上記実施形態において、車両Vの状態量には、車両Vのロールレート、車両Vのピッチレート、及び車両Vの横加速度のうち少なくとも一つが含まれていてもよい。この場合、車両Vの状態量の予測データにも、車両Vが走行計画に沿って自動運転制御を実行した場合における、ロールレートの予測値、ピッチレートの予測値、及び横加速度の予測値のうち少なくとも一つが含まれる。予測データ算出部16は、周知の手法により、走行計画に基づいて、ロールレートの予測値、ピッチレートの予測値、及び横加速度の予測値を算出することができる。
上記実施形態において、更に、自動運転制御の実行中に、車両Vの姿勢を制御することで、乗員の車酔いを引き起こしにくい車両姿勢を維持することを図ってもよい。例えば、自動運転装置100は、ECU10からの制御信号に応じて車両Vの姿勢を制御する制御サスペンション又は4輪独立駆動力制御システムを更に備えてもよい。制御サスペンション又は4輪独立駆動力制御システムの構成は、周知のものを用いることができる。制御サスペンション又は4輪独立駆動力制御システムは、周知の手法により車両Vのヒーブ、ロール及びピッチのバランスを最適化する乗心地制御を実行する。制御サスペンション又は4輪独立駆動力制御システムは、周知の手法によりピッチ角速度及びロール角速度を制御することで、車両Vの姿勢を制御する姿勢制御を実行する。

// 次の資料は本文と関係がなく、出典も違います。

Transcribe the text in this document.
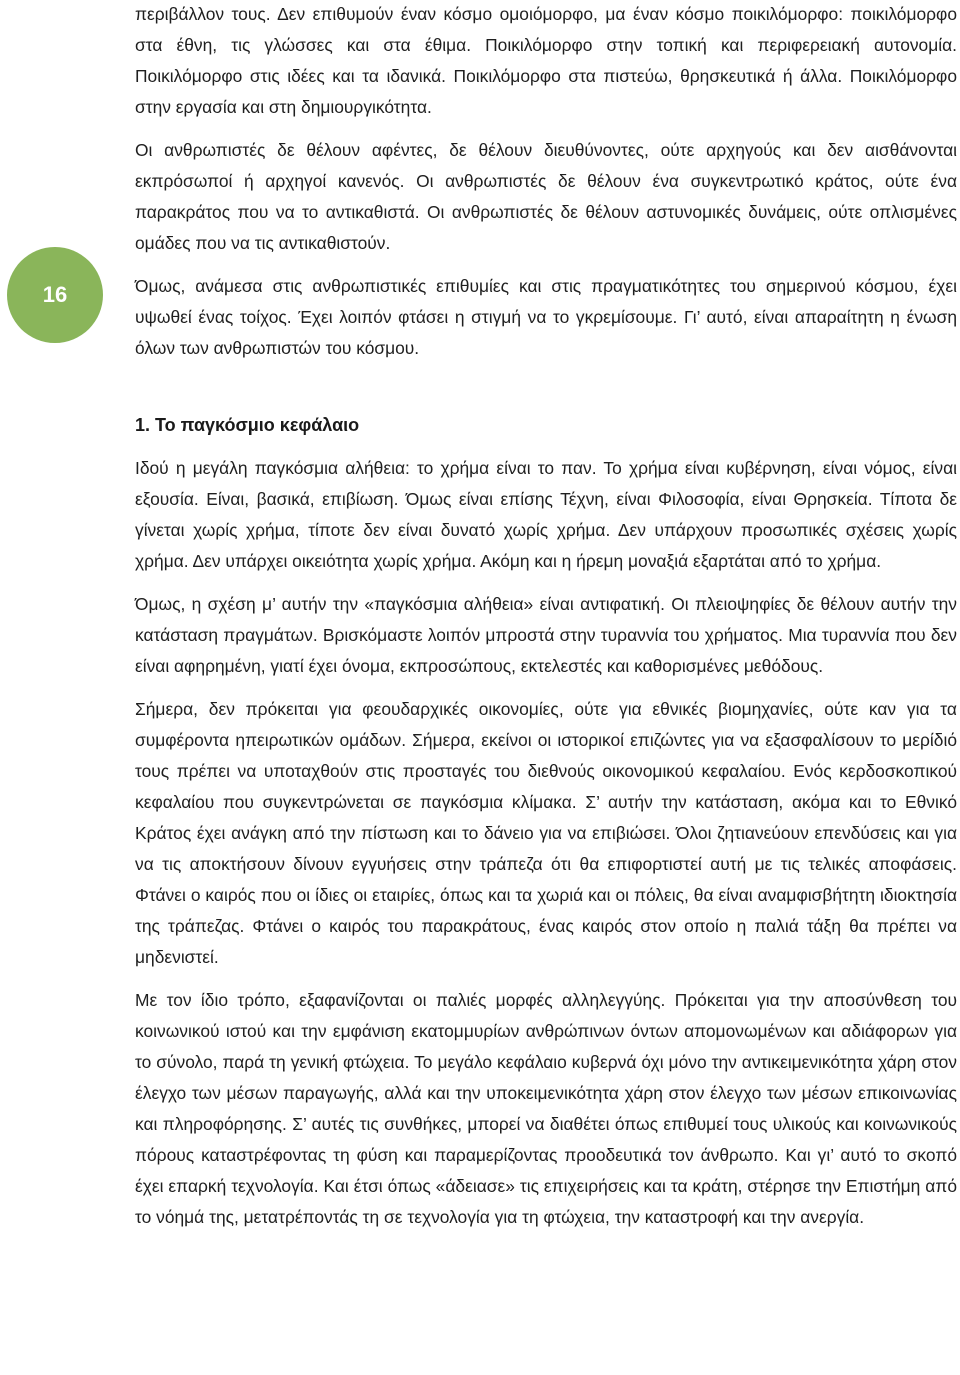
16

περιβάλλον τους. Δεν επιθυμούν έναν κόσμο ομοιόμορφο, μα έναν κόσμο ποικιλόμορφο: ποικιλόμορφο στα έθνη, τις γλώσσες και στα έθιμα. Ποικιλόμορφο στην τοπική και περιφερειακή αυτονομία. Ποικιλόμορφο στις ιδέες και τα ιδανικά. Ποικιλόμορφο στα πιστεύω, θρησκευτικά ή άλλα. Ποικιλόμορφο στην εργασία και στη δημιουργικότητα.

Οι ανθρωπιστές δε θέλουν αφέντες, δε θέλουν διευθύνοντες, ούτε αρχηγούς και δεν αισθάνονται εκπρόσωποί ή αρχηγοί κανενός. Οι ανθρωπιστές δε θέλουν ένα συγκεντρωτικό κράτος, ούτε ένα παρακράτος που να το αντικαθιστά. Οι ανθρωπιστές δε θέλουν αστυνομικές δυνάμεις, ούτε οπλισμένες ομάδες που να τις αντικαθιστούν.

Όμως, ανάμεσα στις ανθρωπιστικές επιθυμίες και στις πραγματικότητες του σημερινού κόσμου, έχει υψωθεί ένας τοίχος. Έχει λοιπόν φτάσει η στιγμή να το γκρεμίσουμε. Γι’ αυτό, είναι απαραίτητη η ένωση όλων των ανθρωπιστών του κόσμου.

1. Το παγκόσμιο κεφάλαιο

Ιδού η μεγάλη παγκόσμια αλήθεια: το χρήμα είναι το παν. Το χρήμα είναι κυβέρνηση, είναι νόμος, είναι εξουσία. Είναι, βασικά, επιβίωση. Όμως είναι επίσης Τέχνη, είναι Φιλοσοφία, είναι Θρησκεία. Τίποτα δε γίνεται χωρίς χρήμα, τίποτε δεν είναι δυνατό χωρίς χρήμα. Δεν υπάρχουν προσωπικές σχέσεις χωρίς χρήμα. Δεν υπάρχει οικειότητα χωρίς χρήμα. Ακόμη και η ήρεμη μοναξιά εξαρτάται από το χρήμα.

Όμως, η σχέση μ’ αυτήν την «παγκόσμια αλήθεια» είναι αντιφατική. Οι πλειοψηφίες δε θέλουν αυτήν την κατάσταση πραγμάτων. Βρισκόμαστε λοιπόν μπροστά στην τυραννία του χρήματος. Μια τυραννία που δεν είναι αφηρημένη, γιατί έχει όνομα, εκπροσώπους, εκτελεστές και καθορισμένες μεθόδους.

Σήμερα, δεν πρόκειται για φεουδαρχικές οικονομίες, ούτε για εθνικές βιομηχανίες, ούτε καν για τα συμφέροντα ηπειρωτικών ομάδων. Σήμερα, εκείνοι οι ιστορικοί επιζώντες για να εξασφαλίσουν το μερίδιό τους πρέπει να υποταχθούν στις προσταγές του διεθνούς οικονομικού κεφαλαίου. Ενός κερδοσκοπικού κεφαλαίου που συγκεντρώνεται σε παγκόσμια κλίμακα. Σ’ αυτήν την κατάσταση, ακόμα και το Εθνικό Κράτος έχει ανάγκη από την πίστωση και το δάνειο για να επιβιώσει. Όλοι ζητιανεύουν επενδύσεις και για να τις αποκτήσουν δίνουν εγγυήσεις στην τράπεζα ότι θα επιφορτιστεί αυτή με τις τελικές αποφάσεις. Φτάνει ο καιρός που οι ίδιες οι εταιρίες, όπως και τα χωριά και οι πόλεις, θα είναι αναμφισβήτητη ιδιοκτησία της τράπεζας. Φτάνει ο καιρός του παρακράτους, ένας καιρός στον οποίο η παλιά τάξη θα πρέπει να μηδενιστεί.

Με τον ίδιο τρόπο, εξαφανίζονται οι παλιές μορφές αλληλεγγύης. Πρόκειται για την αποσύνθεση του κοινωνικού ιστού και την εμφάνιση εκατομμυρίων ανθρώπινων όντων απομονωμένων και αδιάφορων για το σύνολο, παρά τη γενική φτώχεια. Το μεγάλο κεφάλαιο κυβερνά όχι μόνο την αντικειμενικότητα χάρη στον έλεγχο των μέσων παραγωγής, αλλά και την υποκειμενικότητα χάρη στον έλεγχο των μέσων επικοινωνίας και πληροφόρησης. Σ’ αυτές τις συνθήκες, μπορεί να διαθέτει όπως επιθυμεί τους υλικούς και κοινωνικούς πόρους καταστρέφοντας τη φύση και παραμερίζοντας προοδευτικά τον άνθρωπο. Και γι’ αυτό το σκοπό έχει επαρκή τεχνολογία. Και έτσι όπως «άδειασε» τις επιχειρήσεις και τα κράτη, στέρησε την Επιστήμη από το νόημά της, μετατρέποντάς τη σε τεχνολογία για τη φτώχεια, την καταστροφή και την ανεργία.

また、判定部17は、自動運転制御の実行中に、カメラにより検出された路面凹凸に基づいて、良路判定を行ってもよい。良路判定は、周知の方法を用いることができる。判定部17は、良路判定の結果に応じて、制御サスペンション又は4輪独立駆動力制御システムを制御する制御信号を送信する。例えば、良路判定の結果が悪路である場合には、車両Vの乗心地制御を優先させるように、制御サスペンション又は4輪独立駆動力制御システムを制御する。一方、良路判定の結果が良路である場合には、車両Vの実際のピッチ角速度及びロール角速度を抑制する姿勢制御を優先するように、制御サスペンション又は4輪独立駆動力制御システムを制御する。これにより、乗員の車酔いを引き起こしにくい車両姿勢を維持することが可能となる。
なお、上記実施形態において説明した技術は、乗員が車に酔うリスクを抑制するものであったが、例えば、下記のように乗員が車に酔うリスクに代えて積荷のリスクを抑制するものに応用してもよい。積荷のリスクとは、車両Vの走行によって車両Vの荷室又は荷台において積荷に力が加わるリスクを意味する。積荷の破損については、積荷の特質により荷室又は荷台において積荷が動き易くなるような固有の周期(固有振動数となる周波数に対応する周期)が存在する。この固有の周期において、積荷のリスクが高くなる。したがって、走行計画に沿う自動運転制御の実行中における車両Vの状態量の予測データに対して、固有の周期に対応する周波数を抽出するフィルタ処理を行うことにより、積荷の破損リスク評価量が算出される。そして、この積荷のリスク評価量に基づいて、走行計画に沿う自動運転制御の実行中において積荷のリスクがあるか否かを判定し、積荷のリスクがあると判定された場合、積荷の破損を抑制するように走行計画を変更してもよい。これにより、積荷のリスクが抑制されるように乗員がルートを選択したり、外部状況(通行環境)に応じて車速や進路を調整したりすることが不要となる。その結果、無人による自動運転での運搬を行う配送車両であっても、積荷のリスクを抑制した自動運転制御を実行することが可能となる。